An in-depth exploration of Energy-based Conditional Diffusion Models (EBCDMs), which leverage conditional energy functions to generate samples conditioned on specific inputs through a diffusion process.
Author: Bahman Moraffah
Estimated Reading Time: 10 min
Published: 2021

Background on Energy-based Models (EBMs)

Energy-based Models (EBMs) are a class of probabilistic models where the probability of a configuration (e.g., a data point) is defined in terms of an energy function. The energy function assigns lower energies to more probable or desirable configurations. Mathematically, the probability distribution over data \( x \) is given by the Boltzmann distribution:

\(p_{\theta}(x) = \frac{\exp(-E_{\theta}(x))}{Z_{\theta}},\)

where \( E_{\theta}(x) \) is the energy function parameterized by \( \theta \), and \( Z_{\theta} = \int \exp(-E_{\theta}(x)) dx \) is the partition function ensuring normalization.

Energy-based Conditional Diffusion Models (EBCDMs)

The key idea of Energy-based Conditional Diffusion Models (EBCDMs) is to define a conditional energy function \( E_{\theta}(x, y) \) that measures the compatibility between a data sample \( x \) and a condition \( y \). The conditional probability distribution is then defined using the Boltzmann distribution:

\(p_{\theta}(x | y) = \frac{\exp(-E_{\theta}(x, y))}{Z_{\theta}(y)},\)

where \( Z_{\theta}(y) = \int \exp(-E_{\theta}(x, y)) dx \) is the partition function, which is generally intractable to compute exactly. In EBCDMs, the energy function is parameterized using a neural network, and the model is trained by optimizing a loss function that encourages the energy to be low for pairs of samples and conditions that are likely to occur together and high otherwise.

Loss Function

The training of EBCDMs involves minimizing a loss function that is typically based on contrastive divergence or noise-contrastive estimation. One common choice is the score matching loss, which for conditional models can be formulated as:

\(\mathcal{L}(\theta) = \mathbb{E}_{x, y \sim p_{\text{data}}(x, y)} \left[ \frac{1}{2} \left\| \nabla_x E_{\theta}(x, y) + \nabla_x \log p_{\text{data}}(x | y) \right\|^2 \right] \)

where \( p_{\text{data}}(x, y) \) is the joint distribution of data samples and conditions, and \( p_{\text{data}}(x | y) \) is the true conditional distribution of data given the condition.
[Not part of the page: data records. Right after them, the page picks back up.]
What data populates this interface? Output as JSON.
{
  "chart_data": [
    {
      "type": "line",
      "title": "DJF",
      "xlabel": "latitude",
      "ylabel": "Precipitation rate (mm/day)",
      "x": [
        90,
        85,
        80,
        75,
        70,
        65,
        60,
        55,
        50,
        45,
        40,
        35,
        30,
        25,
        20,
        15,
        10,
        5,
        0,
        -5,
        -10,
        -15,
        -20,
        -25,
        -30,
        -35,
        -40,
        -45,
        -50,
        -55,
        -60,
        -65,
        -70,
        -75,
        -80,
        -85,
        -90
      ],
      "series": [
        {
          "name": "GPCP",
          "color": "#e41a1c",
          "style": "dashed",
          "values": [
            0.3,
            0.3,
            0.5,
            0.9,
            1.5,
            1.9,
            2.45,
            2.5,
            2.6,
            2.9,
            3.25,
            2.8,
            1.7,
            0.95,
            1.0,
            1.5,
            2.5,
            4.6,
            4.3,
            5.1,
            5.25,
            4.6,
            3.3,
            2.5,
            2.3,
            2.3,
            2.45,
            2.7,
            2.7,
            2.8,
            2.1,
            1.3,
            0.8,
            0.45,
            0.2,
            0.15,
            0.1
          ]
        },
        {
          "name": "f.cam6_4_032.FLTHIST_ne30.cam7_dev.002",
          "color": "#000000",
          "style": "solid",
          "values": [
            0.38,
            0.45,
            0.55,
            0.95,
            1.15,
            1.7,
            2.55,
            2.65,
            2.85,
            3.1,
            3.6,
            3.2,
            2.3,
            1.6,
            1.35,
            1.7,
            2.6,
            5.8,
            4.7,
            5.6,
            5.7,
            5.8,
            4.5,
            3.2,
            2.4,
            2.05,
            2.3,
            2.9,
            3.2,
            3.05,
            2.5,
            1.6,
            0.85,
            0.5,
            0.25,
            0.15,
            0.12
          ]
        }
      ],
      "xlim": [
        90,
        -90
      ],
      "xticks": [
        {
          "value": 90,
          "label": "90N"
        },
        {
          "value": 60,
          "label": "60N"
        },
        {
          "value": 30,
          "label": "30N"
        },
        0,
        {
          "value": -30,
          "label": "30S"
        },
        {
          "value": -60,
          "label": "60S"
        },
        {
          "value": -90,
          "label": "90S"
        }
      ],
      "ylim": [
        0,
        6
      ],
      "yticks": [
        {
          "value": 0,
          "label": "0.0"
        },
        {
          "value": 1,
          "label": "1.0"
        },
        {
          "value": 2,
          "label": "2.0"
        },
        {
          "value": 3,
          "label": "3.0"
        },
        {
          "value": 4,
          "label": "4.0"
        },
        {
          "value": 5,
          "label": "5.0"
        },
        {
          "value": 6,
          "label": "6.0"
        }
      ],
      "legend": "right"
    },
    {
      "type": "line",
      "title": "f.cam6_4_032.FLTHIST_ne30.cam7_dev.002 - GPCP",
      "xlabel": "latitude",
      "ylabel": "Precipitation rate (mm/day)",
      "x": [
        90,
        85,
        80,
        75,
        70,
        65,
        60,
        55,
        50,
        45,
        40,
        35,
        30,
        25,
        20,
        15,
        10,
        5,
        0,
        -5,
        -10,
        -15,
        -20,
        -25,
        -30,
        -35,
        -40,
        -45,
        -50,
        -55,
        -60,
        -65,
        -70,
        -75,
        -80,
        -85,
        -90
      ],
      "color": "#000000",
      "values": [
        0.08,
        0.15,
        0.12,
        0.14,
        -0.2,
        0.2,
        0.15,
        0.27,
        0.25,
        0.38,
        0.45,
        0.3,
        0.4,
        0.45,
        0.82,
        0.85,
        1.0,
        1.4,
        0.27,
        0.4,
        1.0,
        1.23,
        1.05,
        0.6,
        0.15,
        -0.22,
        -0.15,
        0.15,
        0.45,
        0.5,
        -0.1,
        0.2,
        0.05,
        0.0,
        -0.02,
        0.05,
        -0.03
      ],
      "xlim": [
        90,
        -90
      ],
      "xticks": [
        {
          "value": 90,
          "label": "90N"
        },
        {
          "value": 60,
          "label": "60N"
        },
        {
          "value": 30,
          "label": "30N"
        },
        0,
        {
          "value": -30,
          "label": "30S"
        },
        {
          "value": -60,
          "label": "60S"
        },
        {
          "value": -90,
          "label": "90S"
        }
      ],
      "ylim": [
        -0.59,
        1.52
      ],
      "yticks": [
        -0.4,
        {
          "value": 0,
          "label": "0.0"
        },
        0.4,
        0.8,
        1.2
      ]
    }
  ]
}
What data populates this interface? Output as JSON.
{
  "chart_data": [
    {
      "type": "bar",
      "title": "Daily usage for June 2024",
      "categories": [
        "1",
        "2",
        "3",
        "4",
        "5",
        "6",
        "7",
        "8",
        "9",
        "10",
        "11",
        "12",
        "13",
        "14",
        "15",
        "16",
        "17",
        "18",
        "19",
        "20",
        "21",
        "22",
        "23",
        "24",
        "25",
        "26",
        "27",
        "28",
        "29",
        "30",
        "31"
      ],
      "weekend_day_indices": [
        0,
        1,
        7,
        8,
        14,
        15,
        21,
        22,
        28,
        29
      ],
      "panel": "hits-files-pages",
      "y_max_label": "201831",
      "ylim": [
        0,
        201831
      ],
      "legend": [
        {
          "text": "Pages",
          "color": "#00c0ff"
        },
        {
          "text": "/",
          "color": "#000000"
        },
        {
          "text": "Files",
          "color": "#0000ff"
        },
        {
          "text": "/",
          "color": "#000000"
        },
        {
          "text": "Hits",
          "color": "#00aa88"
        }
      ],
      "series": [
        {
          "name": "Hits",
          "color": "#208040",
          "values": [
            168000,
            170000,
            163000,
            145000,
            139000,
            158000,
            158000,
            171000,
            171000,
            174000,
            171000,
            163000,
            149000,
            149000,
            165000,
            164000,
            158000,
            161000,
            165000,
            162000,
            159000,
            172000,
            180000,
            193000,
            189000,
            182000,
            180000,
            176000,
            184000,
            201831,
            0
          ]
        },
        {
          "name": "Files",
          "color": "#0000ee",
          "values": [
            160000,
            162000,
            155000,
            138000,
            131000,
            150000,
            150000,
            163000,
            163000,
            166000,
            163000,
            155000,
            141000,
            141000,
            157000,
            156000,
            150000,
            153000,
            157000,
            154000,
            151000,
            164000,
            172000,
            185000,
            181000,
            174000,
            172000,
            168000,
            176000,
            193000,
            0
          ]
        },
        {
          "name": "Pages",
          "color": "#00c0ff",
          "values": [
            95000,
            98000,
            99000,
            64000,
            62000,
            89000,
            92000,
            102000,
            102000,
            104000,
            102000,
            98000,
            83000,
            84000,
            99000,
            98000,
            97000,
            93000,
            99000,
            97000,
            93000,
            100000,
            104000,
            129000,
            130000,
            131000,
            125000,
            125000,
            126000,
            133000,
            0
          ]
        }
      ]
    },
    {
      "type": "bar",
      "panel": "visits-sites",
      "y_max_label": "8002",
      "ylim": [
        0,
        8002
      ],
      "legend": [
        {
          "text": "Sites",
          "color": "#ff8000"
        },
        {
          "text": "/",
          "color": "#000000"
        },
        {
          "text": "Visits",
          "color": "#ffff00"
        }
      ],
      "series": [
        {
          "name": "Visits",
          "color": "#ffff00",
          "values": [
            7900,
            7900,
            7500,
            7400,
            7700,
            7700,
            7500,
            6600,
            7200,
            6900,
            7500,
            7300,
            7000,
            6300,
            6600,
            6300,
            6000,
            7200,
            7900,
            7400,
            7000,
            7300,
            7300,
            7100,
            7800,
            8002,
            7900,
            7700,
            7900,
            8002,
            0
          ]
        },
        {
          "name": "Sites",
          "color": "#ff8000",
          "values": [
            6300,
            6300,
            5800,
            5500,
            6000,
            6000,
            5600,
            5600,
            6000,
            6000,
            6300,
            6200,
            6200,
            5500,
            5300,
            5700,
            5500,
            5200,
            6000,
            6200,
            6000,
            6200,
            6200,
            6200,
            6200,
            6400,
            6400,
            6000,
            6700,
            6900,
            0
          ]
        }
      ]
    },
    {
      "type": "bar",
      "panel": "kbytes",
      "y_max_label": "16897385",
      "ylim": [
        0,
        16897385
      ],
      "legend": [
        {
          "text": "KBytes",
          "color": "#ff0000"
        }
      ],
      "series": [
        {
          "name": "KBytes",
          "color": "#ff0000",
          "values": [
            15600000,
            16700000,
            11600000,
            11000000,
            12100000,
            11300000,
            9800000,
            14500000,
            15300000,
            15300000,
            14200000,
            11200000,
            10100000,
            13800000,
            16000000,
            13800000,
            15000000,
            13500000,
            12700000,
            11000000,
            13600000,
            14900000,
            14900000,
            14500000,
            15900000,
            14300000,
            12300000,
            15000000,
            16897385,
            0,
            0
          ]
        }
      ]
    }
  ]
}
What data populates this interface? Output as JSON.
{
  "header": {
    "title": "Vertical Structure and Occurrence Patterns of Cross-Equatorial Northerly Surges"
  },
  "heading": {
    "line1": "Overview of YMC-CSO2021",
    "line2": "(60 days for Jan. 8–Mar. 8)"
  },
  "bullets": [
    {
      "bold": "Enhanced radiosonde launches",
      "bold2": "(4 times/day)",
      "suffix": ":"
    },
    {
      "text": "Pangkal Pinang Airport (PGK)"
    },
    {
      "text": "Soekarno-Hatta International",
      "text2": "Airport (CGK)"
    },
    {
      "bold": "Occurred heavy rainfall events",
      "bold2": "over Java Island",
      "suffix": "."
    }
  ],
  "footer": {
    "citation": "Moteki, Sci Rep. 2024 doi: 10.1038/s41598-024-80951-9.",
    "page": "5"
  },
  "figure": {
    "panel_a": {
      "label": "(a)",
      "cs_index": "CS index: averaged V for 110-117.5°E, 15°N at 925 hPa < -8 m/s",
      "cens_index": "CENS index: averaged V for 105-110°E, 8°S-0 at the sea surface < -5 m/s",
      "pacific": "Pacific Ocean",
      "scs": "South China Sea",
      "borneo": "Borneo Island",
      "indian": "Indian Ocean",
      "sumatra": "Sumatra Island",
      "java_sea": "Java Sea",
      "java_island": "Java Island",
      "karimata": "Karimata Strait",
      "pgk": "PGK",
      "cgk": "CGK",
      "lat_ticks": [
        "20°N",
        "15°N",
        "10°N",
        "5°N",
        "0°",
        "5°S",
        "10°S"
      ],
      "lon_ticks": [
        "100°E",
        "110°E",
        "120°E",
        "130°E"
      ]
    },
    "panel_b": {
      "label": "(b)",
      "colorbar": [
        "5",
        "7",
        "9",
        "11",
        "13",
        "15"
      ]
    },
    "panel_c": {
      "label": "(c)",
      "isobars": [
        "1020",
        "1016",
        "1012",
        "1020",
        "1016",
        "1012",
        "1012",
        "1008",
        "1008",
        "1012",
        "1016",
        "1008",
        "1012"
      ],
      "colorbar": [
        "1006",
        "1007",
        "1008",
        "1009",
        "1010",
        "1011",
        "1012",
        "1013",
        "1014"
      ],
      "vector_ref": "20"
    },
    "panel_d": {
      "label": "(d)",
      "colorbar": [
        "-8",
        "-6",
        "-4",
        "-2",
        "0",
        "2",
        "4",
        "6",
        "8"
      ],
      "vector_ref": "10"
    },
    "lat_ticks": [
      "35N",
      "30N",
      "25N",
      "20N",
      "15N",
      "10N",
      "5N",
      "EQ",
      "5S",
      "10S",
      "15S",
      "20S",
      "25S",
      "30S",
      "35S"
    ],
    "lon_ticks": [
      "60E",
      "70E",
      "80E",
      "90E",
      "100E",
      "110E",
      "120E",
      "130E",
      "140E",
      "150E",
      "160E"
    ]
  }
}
Conditional Generation with EBCDMs

The following algorithm describes the conditional generation process using EBCDMs:


Training:
1. Train the energy-based model by optimizing the loss function \(\mathcal{L}(\theta)\) using gradient descent.
   This step requires samples from the data distribution and their corresponding conditions.

Sampling:
2. To generate samples conditioned on a specific condition \(y\), use a diffusion process that starts from noise and 
   gradually denoises the samples guided by the gradients of the energy function:
   a. Initialize \(x_T\) with random noise.
   b. For each step \(t = T, T-1, \ldots, 1\):
      i.   Update \(x_{t-1}\) using a Langevin dynamics step:
           $$ x_{t-1} = x_t - \frac{\eta_t}{2} \nabla_x E_{\theta}(x_t, y) + \sqrt{\eta_t} \epsilon_t, $$
           where \(\eta_t\) is the step size, and \(\epsilon_t \sim \mathcal{N}(0, I)\) is Gaussian noise.

Output:
3. The final sample \(x_0\) is a generated sample that is conditioned on the specified condition \(y\).

References

[1] LeCun, Y., Chopra, S., Hadsell, R., Ranzato, M., & Huang, F. (2006). A Tutorial on Energy-Based Learning.